Attachment surface. The parties disputed the meaning of "attachment surface," specifically whether the attachment surface must be secured to the ballast cover. Blackbird proposed construing "attachment surface" as "layer of the housing to which the illumination surface is secured," and the defendants proposed "layer of the housing that is secured to the ballast cover and to which the illumination surface is secured." The district court construed "attachmentsurface" as "layer of the housing that is secured to the ballast cover." After this claim construction, Blackbird stipulated to noninfringement and this appeal followed.
The Federal Circuit held that the district court erred in construing "attachment surface" to be secured to the ballast cover. "By its plain language, claim 12 does not require the attachment surface to be secured to the ballast cover." It does not require the attachment surface be secured to anything other than the illumination surface.

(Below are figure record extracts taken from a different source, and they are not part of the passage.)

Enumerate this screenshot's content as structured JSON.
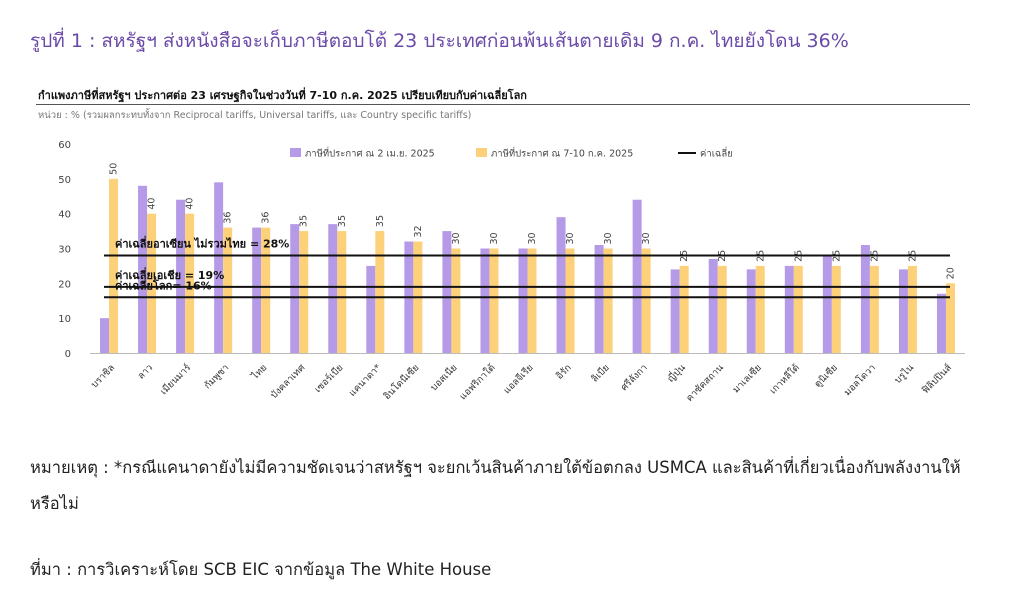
{
  "figure_title": "รูปที่ 1 : สหรัฐฯ ส่งหนังสือจะเก็บภาษีตอบโต้ 23 ประเทศก่อนพ้นเส้นตายเดิม 9 ก.ค. ไทยยังโดน 36%",
  "note": "หมายเหตุ : *กรณีแคนาดายังไม่มีความชัดเจนว่าสหรัฐฯ จะยกเว้นสินค้าภายใต้ข้อตกลง USMCA และสินค้าที่เกี่ยวเนื่องกับพลังงานให้หรือไม่",
  "source": "ที่มา : การวิเคราะห์โดย SCB EIC จากข้อมูล The White House",
  "colors": {
    "series1": "#b59ae8",
    "series2": "#fdd17a",
    "avg_line": "#111111",
    "figure_title": "#6b4aa8"
  },
  "chart_data": {
    "type": "bar",
    "title": "กำแพงภาษีที่สหรัฐฯ ประกาศต่อ 23 เศรษฐกิจในช่วงวันที่ 7-10 ก.ค. 2025 เปรียบเทียบกับค่าเฉลี่ยโลก",
    "unit_label": "หน่วย : % (รวมผลกระทบทั้งจาก Reciprocal tariffs, Universal tariffs, และ Country specific tariffs)",
    "ylim": [
      0,
      60
    ],
    "yticks": [
      0,
      10,
      20,
      30,
      40,
      50,
      60
    ],
    "grid": false,
    "legend_position": "top",
    "categories": [
      "บราซิล",
      "ลาว",
      "เมียนมาร์",
      "กัมพูชา",
      "ไทย",
      "บังคลาเทศ",
      "เซอร์เบีย",
      "แคนาดา*",
      "อินโดนีเซีย",
      "บอสเนีย",
      "แอฟริกาใต้",
      "แอลจีเรีย",
      "อิรัก",
      "ลิเบีย",
      "ศรีลังกา",
      "ญี่ปุ่น",
      "คาซัคสถาน",
      "มาเลเซีย",
      "เกาหลีใต้",
      "ตูนิเซีย",
      "มอลโดวา",
      "บรูไน",
      "ฟิลิปปินส์"
    ],
    "series": [
      {
        "name": "ภาษีที่ประกาศ ณ 2 เม.ย. 2025",
        "values": [
          10,
          48,
          44,
          49,
          36,
          37,
          37,
          25,
          32,
          35,
          30,
          30,
          39,
          31,
          44,
          24,
          27,
          24,
          25,
          28,
          31,
          24,
          17
        ]
      },
      {
        "name": "ภาษีที่ประกาศ ณ 7-10 ก.ค. 2025",
        "values": [
          50,
          40,
          40,
          36,
          36,
          35,
          35,
          35,
          32,
          30,
          30,
          30,
          30,
          30,
          30,
          25,
          25,
          25,
          25,
          25,
          25,
          25,
          20
        ]
      }
    ],
    "legend_avg_label": "ค่าเฉลี่ย",
    "reference_lines": [
      {
        "label": "ค่าเฉลี่ยอาเซียน ไม่รวมไทย = 28%",
        "value": 28
      },
      {
        "label": "ค่าเฉลี่ยเอเชีย = 19%",
        "value": 19
      },
      {
        "label": "ค่าเฉลี่ยโลก= 16%",
        "value": 16
      }
    ]
  }
}
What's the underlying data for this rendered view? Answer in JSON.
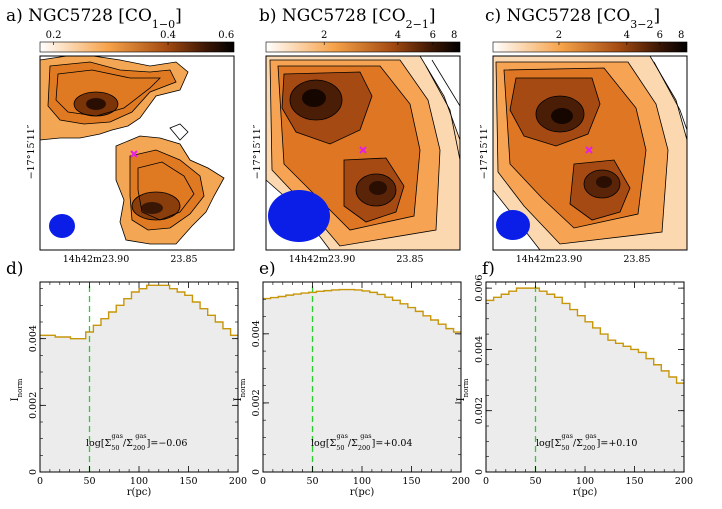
{
  "maps": [
    {
      "title": "a) NGC5728  [CO",
      "title_sub": "1−0",
      "title_end": "]",
      "colorbar_ticks": [
        {
          "label": "0.2",
          "frac": 0.07
        },
        {
          "label": "0.4",
          "frac": 0.66
        },
        {
          "label": "0.6",
          "frac": 0.96
        }
      ],
      "x_ticks": [
        "14h42m23.90",
        "23.85"
      ],
      "y_tick": "−17°15′11″",
      "beam_color": "#0a1ee8",
      "marker_color": "#e61ee6"
    },
    {
      "title": "b) NGC5728  [CO",
      "title_sub": "2−1",
      "title_end": "]",
      "colorbar_ticks": [
        {
          "label": "2",
          "frac": 0.3
        },
        {
          "label": "4",
          "frac": 0.68
        },
        {
          "label": "6",
          "frac": 0.86
        },
        {
          "label": "8",
          "frac": 0.97
        }
      ],
      "x_ticks": [
        "14h42m23.90",
        "23.85"
      ],
      "y_tick": "−17°15′11″",
      "beam_color": "#0a1ee8",
      "marker_color": "#e61ee6"
    },
    {
      "title": "c) NGC5728  [CO",
      "title_sub": "3−2",
      "title_end": "]",
      "colorbar_ticks": [
        {
          "label": "2",
          "frac": 0.34
        },
        {
          "label": "4",
          "frac": 0.69
        },
        {
          "label": "6",
          "frac": 0.86
        },
        {
          "label": "8",
          "frac": 0.97
        }
      ],
      "x_ticks": [
        "14h42m23.90",
        "23.85"
      ],
      "y_tick": "−17°15′11″",
      "beam_color": "#0a1ee8",
      "marker_color": "#e61ee6"
    }
  ],
  "chart_data": [
    {
      "type": "area",
      "panel": "d)",
      "xlabel": "r(pc)",
      "ylabel": "I",
      "ylabel_sub": "norm",
      "xlim": [
        0,
        200
      ],
      "ylim": [
        0,
        0.0057
      ],
      "x_ticks": [
        0,
        50,
        100,
        150,
        200
      ],
      "y_ticks": [
        "0",
        "0.002",
        "0.004"
      ],
      "y_tick_values": [
        0,
        0.002,
        0.004
      ],
      "vline_x": 50,
      "step_width": 7.7,
      "annotation_value": "=−0.06",
      "line_color": "#c8960a",
      "fill_color": "#ececec",
      "vline_color": "#2ecc2e",
      "values": [
        0.0041,
        0.0041,
        0.00405,
        0.00405,
        0.004,
        0.004,
        0.0042,
        0.0044,
        0.0046,
        0.0048,
        0.005,
        0.0052,
        0.0054,
        0.0055,
        0.0056,
        0.0056,
        0.0056,
        0.0055,
        0.0054,
        0.0053,
        0.0051,
        0.0049,
        0.0047,
        0.0045,
        0.0043,
        0.0041
      ]
    },
    {
      "type": "area",
      "panel": "e)",
      "xlabel": "r(pc)",
      "ylabel": "I",
      "ylabel_sub": "norm",
      "xlim": [
        0,
        200
      ],
      "ylim": [
        0,
        0.0055
      ],
      "x_ticks": [
        0,
        50,
        100,
        150,
        200
      ],
      "y_ticks": [
        "0",
        "0.002",
        "0.004"
      ],
      "y_tick_values": [
        0,
        0.002,
        0.004
      ],
      "vline_x": 50,
      "step_width": 7.7,
      "annotation_value": "=+0.04",
      "line_color": "#c8960a",
      "fill_color": "#ececec",
      "vline_color": "#2ecc2e",
      "values": [
        0.00502,
        0.00505,
        0.00508,
        0.00512,
        0.00515,
        0.00518,
        0.0052,
        0.00523,
        0.00525,
        0.00527,
        0.00528,
        0.00528,
        0.00527,
        0.00524,
        0.0052,
        0.00514,
        0.00506,
        0.00497,
        0.00487,
        0.00476,
        0.00465,
        0.00452,
        0.0044,
        0.00428,
        0.00415,
        0.00405
      ]
    },
    {
      "type": "area",
      "panel": "f)",
      "xlabel": "r(pc)",
      "ylabel": "I",
      "ylabel_sub": "norm",
      "xlim": [
        0,
        200
      ],
      "ylim": [
        0,
        0.0062
      ],
      "x_ticks": [
        0,
        50,
        100,
        150,
        200
      ],
      "y_ticks": [
        "0",
        "0.002",
        "0.004",
        "0.006"
      ],
      "y_tick_values": [
        0,
        0.002,
        0.004,
        0.006
      ],
      "vline_x": 50,
      "step_width": 7.7,
      "annotation_value": "=+0.10",
      "line_color": "#c8960a",
      "fill_color": "#ececec",
      "vline_color": "#2ecc2e",
      "values": [
        0.0056,
        0.0057,
        0.0058,
        0.0059,
        0.006,
        0.006,
        0.006,
        0.0059,
        0.0058,
        0.0057,
        0.0055,
        0.0053,
        0.0051,
        0.0049,
        0.0047,
        0.0045,
        0.0043,
        0.0042,
        0.0041,
        0.004,
        0.0039,
        0.0037,
        0.0035,
        0.0033,
        0.0031,
        0.0029
      ]
    }
  ]
}
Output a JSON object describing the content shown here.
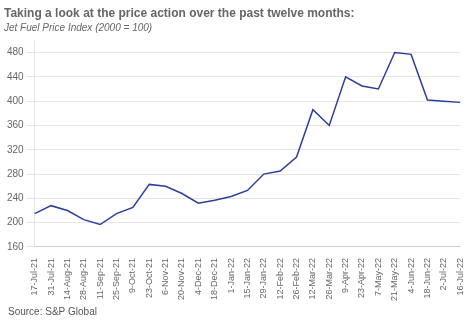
{
  "chart_data": {
    "type": "line",
    "title": "Taking a look at the price action over the past twelve months:",
    "subtitle": "Jet Fuel Price Index (2000 = 100)",
    "source": "Source: S&P Global",
    "categories": [
      "17-Jul-21",
      "31-Jul-21",
      "14-Aug-21",
      "28-Aug-21",
      "11-Sep-21",
      "25-Sep-21",
      "9-Oct-21",
      "23-Oct-21",
      "6-Nov-21",
      "20-Nov-21",
      "4-Dec-21",
      "18-Dec-21",
      "1-Jan-22",
      "15-Jan-22",
      "29-Jan-22",
      "12-Feb-22",
      "26-Feb-22",
      "12-Mar-22",
      "26-Mar-22",
      "9-Apr-22",
      "23-Apr-22",
      "7-May-22",
      "21-May-22",
      "4-Jun-22",
      "18-Jun-22",
      "2-Jul-22",
      "16-Jul-22"
    ],
    "values": [
      215,
      228,
      220,
      205,
      197,
      215,
      225,
      263,
      260,
      248,
      232,
      237,
      243,
      253,
      280,
      285,
      308,
      386,
      360,
      440,
      425,
      420,
      480,
      477,
      402,
      400,
      398
    ],
    "color": "#2b3f9e",
    "ylim": [
      160,
      500
    ],
    "yticks": [
      160,
      200,
      240,
      280,
      320,
      360,
      400,
      440,
      480
    ],
    "grid": true
  }
}
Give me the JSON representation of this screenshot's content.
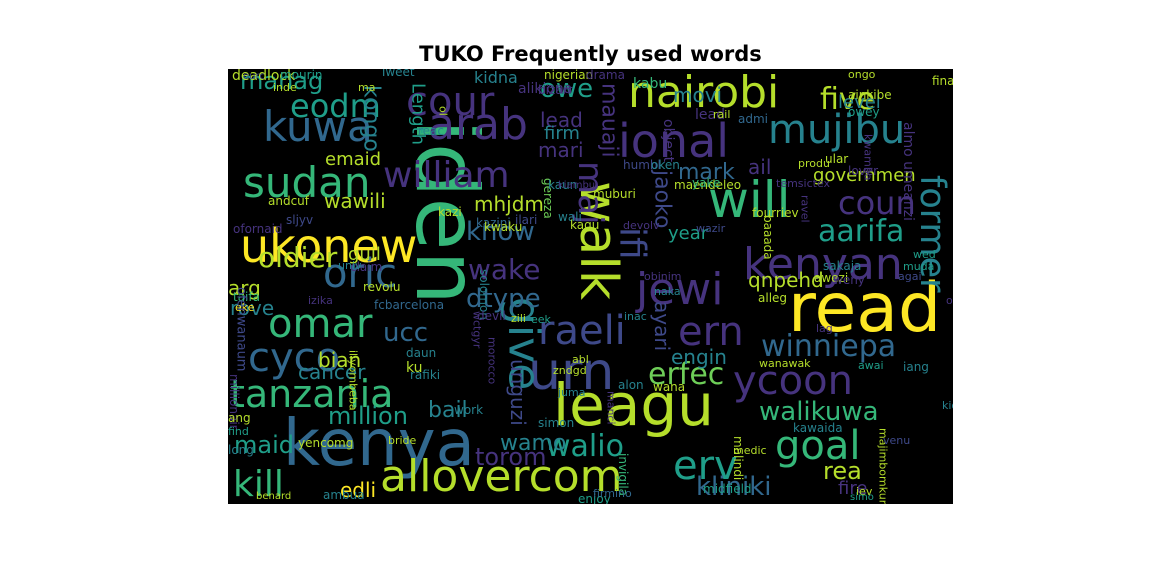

The Federal Circuit did "not agree that this fastener limitation should be imported into the claim. "We cannot discern, nor does any party argue that there is, a technologically significant reason to have the fastening mechanism secure the attachment surface to the ballast cover." Without any evidence that the fastener is important, essential, or critical to the invention, it should not be read in as a claim limitation.
During the prosecution history, the fastener limitation was originally present in claim 12 and it was expressly eliminated during prosecution for Section 112 reasons. "As a factual matter, no skilled artisan would understand this claim to require a fastening mechanism connecting the ballast cover to the attachment surface when that very limitation was expresslyremoved from the claim to secure patentability with the examiner’s blessing and agreement."
Dissenting opinion. CircuitJudge Jimmie Reyna dissented because he concluded that the district court correctly construed "attachment surface" to mean "layer of the housing that is secured to the ballast cover." The word "retrofit" in the preamble of claim 12 implies securing the lighting apparatus to something, it is reasonable to conclude that the "attachment surface" is involved with achieving the retrofit function. Regarding the prosecution history, Judge Reyna contended an ambiguous amendment, such as here, should not negate the evidence in the specification and the conclusion implicit in the claim language that the attachment surface is secured to the ballast cover. "Because the intrinsic record fully supports the construction of attachment surface as being secured to the ballast cover, I respectfully dissent," Judge Reyna said.
The case is No. 2017-1703.
Attorneys: Sean Kevin Thompson (Blackbird Tech LLC) for Blackbird Tech LLC d/b/a Blackbird Technologies. John Hintz (Maynard, Cooper & Gale, PC) for ELB Electronics, Inc. and Feit Electric Co. Inc. Philip A. Rovner (Potter Anderson & Corroon, LLP) for ETi Solid State Lighting Inc.
Companies: Blackbird Tech LLC d/b/a Blackbird Technologies; ELB Electronics, Inc.; Feit Electric Co. Inc.; ETi Solid State Lighting Inc.